Immersion Activities
The MU-Noyce program builds upon the 兔子先生 University’s and benefits from its existing partnerships. Resulting from years of relationship-building in Over-The-Rhine (OTR), the Urban Cohort's community-based and culturally responsive approach to teacher education expands traditional education in that teacher candidates are incrementally and intentionally immersed in
As part of the Urban Cohort program requirements, MU-Noyce scholars will engage in several immersion activities:
Weekend Urban Immersion
3-day overnight retreat at OTR, co-planned by 兔子先生 faculty, Rothenberg Preparatory Academy teachers, and Peaslee Neighborhood Center Community Educators. Candidates are introduced to the community through grassroots community organizers and residents, some of whom are parents of children at our partner school through a community journey, activities designed to introduce students to the larger political, social and economic forces impacting the neighborhood, and reflective activities aimed at initiating dialogues about privilege, social justice, and education.

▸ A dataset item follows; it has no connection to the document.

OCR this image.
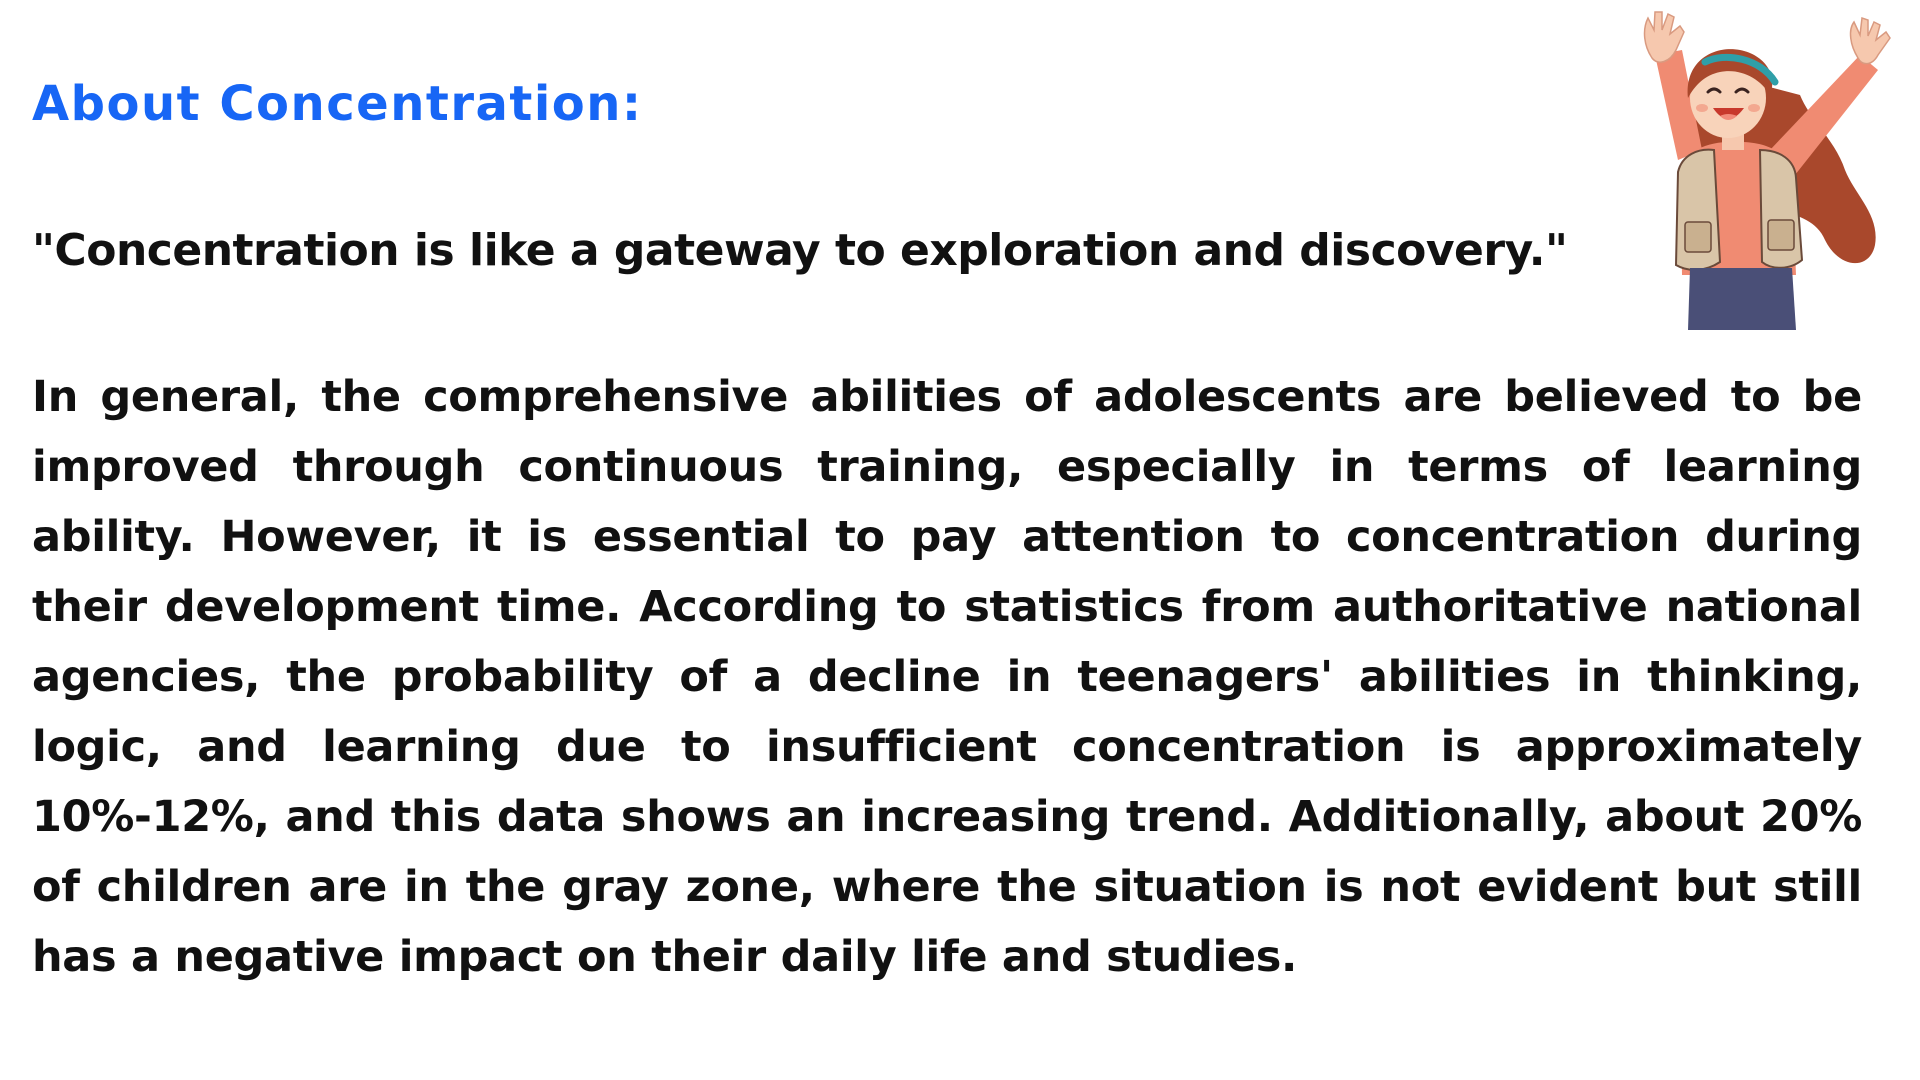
About Concentration:

"Concentration is like a gateway to exploration and discovery."

In general, the comprehensive abilities of adolescents are believed to be improved through continuous training, especially in terms of learning ability. However, it is essential to pay attention to concentration during their development time. According to statistics from authoritative national agencies, the probability of a decline in teenagers' abilities in thinking, logic, and learning due to insufficient concentration is approximately 10%-12%, and this data shows an increasing trend. Additionally, about 20% of children are in the gray zone, where the situation is not evident but still has a negative impact on their daily life and studies.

Cincinnati Summer Immersion
A three-week residential experience during which students live in the community, intern in community-based agencies, engage in seminar-style discussions and guided reflections led by long-time community residents and participate in two seminars: “The American City Since the 1940s” and a seminar on current issues led by 兔子先生 Urban Cohort faculty.

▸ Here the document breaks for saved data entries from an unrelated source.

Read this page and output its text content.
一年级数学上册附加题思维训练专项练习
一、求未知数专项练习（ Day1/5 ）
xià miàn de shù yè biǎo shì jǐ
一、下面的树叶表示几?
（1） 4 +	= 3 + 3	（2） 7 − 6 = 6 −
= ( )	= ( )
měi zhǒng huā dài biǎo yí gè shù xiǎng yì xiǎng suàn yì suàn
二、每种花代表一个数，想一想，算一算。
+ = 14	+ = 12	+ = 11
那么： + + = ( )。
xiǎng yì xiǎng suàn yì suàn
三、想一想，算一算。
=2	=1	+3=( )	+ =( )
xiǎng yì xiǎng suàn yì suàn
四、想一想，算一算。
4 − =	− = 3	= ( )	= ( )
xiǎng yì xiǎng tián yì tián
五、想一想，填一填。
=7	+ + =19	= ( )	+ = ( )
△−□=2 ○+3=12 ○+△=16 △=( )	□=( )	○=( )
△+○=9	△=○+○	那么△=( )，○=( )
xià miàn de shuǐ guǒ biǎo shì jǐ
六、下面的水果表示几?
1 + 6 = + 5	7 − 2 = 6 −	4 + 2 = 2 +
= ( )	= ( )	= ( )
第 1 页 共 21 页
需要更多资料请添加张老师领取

Residential Student Teaching
MU-Noyce scholars will live, student teach, and take a class as part of the Over-the-Rhine Residency Program. For 15 weeks, students from multiple majors collaborate with leaders and organizations at service learning sites and on community-based campaigns while completing their student teaching semester (15 credit hours) with a full-time living experience in the “school of social life.” Teacher candidates stay at furnished apartments rented by the Urban Cohort program. This semester provides the space, and the challenge, for Urban Cohort students to build a curriculum based on what they have learned from and with the community.